As I finished writing my last post about leaving the hospital, it struck me how incredibly positive I was despite all that had happened since arriving at the hospital a few weeks before. I had given birth to my son by c-section, woke up in an alternate universe, was incredibly exhausted from my attempts to breast-feed, and had learned that my boy may have mutant superpowers in regards to sleeping and temperament. Yet somehow, somehow I still clung to the hope that my image of motherhood was attainable – that tomorrow I would be sitting in the warm summer sun on the back porch holding my peacefully sleeping baby, sipping iced coffee, and chatting in a “hey-look-at-me-I’m-totally-relaxed-even-though-I’m-a-mom” way with some friends. Oh, and we would be scrapbooking, too.
Could it be that I am actually an optimist?
This comes as a bit of a shock to me, because I have always considered myself a pessimist. Living all my life with anxiety naturally puts me in the frame of mind to assume the worst possible outcomes to situations. But imagining the worst outcomes gives me the ability to prepare for them. “Expect the worst, but hope for the best,” I always say. If I were a pessimist, I would just expect the worst and not bother to imagine the best outcome or try to change things for the better.
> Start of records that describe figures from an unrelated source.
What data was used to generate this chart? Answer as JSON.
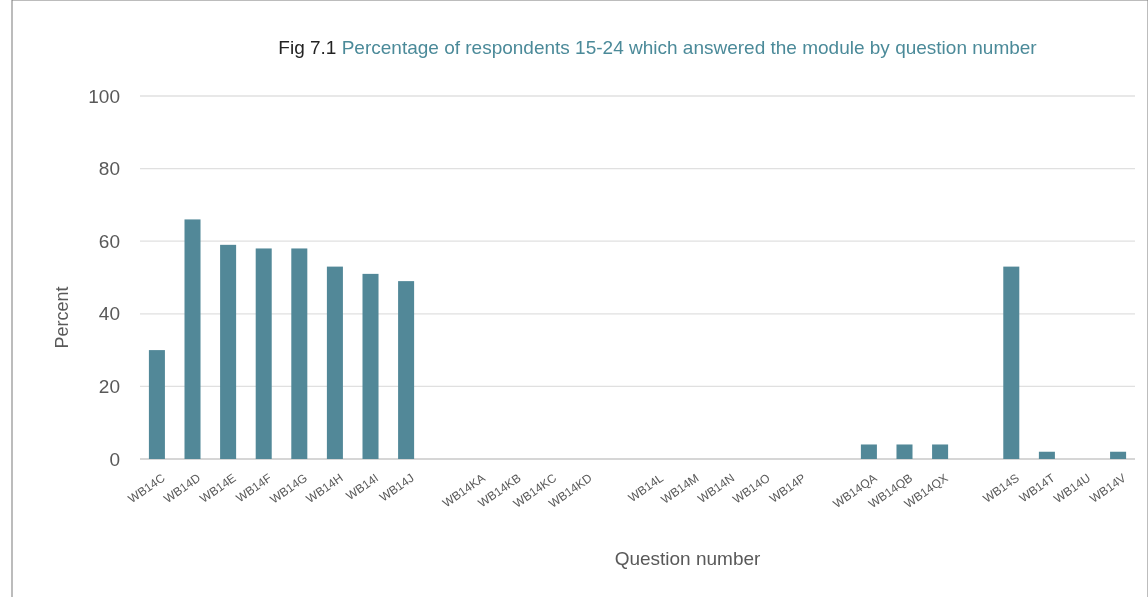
{
  "chart_data": {
    "type": "bar",
    "title": "Fig 7.1 Percentage of respondents 15-24 which answered the module by question number",
    "xlabel": "Question number",
    "ylabel": "Percent",
    "categories": [
      "WB14C",
      "WB14D",
      "WB14E",
      "WB14F",
      "WB14G",
      "WB14H",
      "WB14I",
      "WB14J",
      null,
      "WB14KA",
      "WB14KB",
      "WB14KC",
      "WB14KD",
      null,
      "WB14L",
      "WB14M",
      "WB14N",
      "WB14O",
      "WB14P",
      null,
      "WB14QA",
      "WB14QB",
      "WB14QX",
      null,
      "WB14S",
      "WB14T",
      "WB14U",
      "WB14V"
    ],
    "values": [
      30,
      66,
      59,
      58,
      58,
      53,
      51,
      49,
      null,
      0,
      0,
      0,
      0,
      null,
      0,
      0,
      0,
      0,
      0,
      null,
      4,
      4,
      4,
      null,
      53,
      2,
      0,
      2
    ],
    "color": "#528898",
    "ylim": [
      0,
      100
    ],
    "yticks": [
      0,
      20,
      40,
      60,
      80,
      100
    ],
    "grid": "y"
  }
}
Not convinced that I sound optimistic? Here’s a theoretical example of how a person with an anxiety disorder could be viewed as an optimist. Back in December of 2012, the date of the Mayan Prophesy (12-21-2012) was fast approaching, of which one possible outcome could have been a zombie apocalypse. A pessimist would assume that they would be “zombified” or eaten pretty early on and would do nothing to prepare. A person with an anxiety disorder might (hypothetically) begin stocking up on water and canned food, gather tools and farming equipment that could be used as weapons, and buy several books about survival and “living off the land”. This (hypothetical) person with anxiety assumed that they would not only survive the zombie invasion, but live long enough to go through all their food rations and begin hunting, fishing, and gardening for survival. In my opinion, that is amazingly optimistic.
I haven’t mentioned “the realist” yet in this scenario. The realist would know a zombie apocalypse was not coming because the whole idea is ridiculous and would not waste time and money preparing for it. I know a lot of realists. They are super-nice people, but sometimes they aren’t much fun at parties what with all their “It is what it is” and “Bigfoot doesn’t exist” talk.
So I’m not a pessimist or a realist, but the term “optimist” just doesn’t fit me. I am NOT an “Always look on the bright side of life” sort of person. At all. Really. I would say that I’m practical, and I use all my knowledge and abilities to prepare for situations that may or may not arise (no matter how unlikely those situations may indeed be). I guess that makes me a pragmatist.
One final thought from this semi-optimistic pragmatist with an anxiety disorder: Always remember the story of the ant and the grasshopper. The ant spent the whole summer gathering food and preparing for the winter. When winter arrived, he survived. The grasshopper spent the whole summer happily singing and hopping around without a care in the world and didn’t prepare for winter. When the winter arrived, he was eaten by zombies.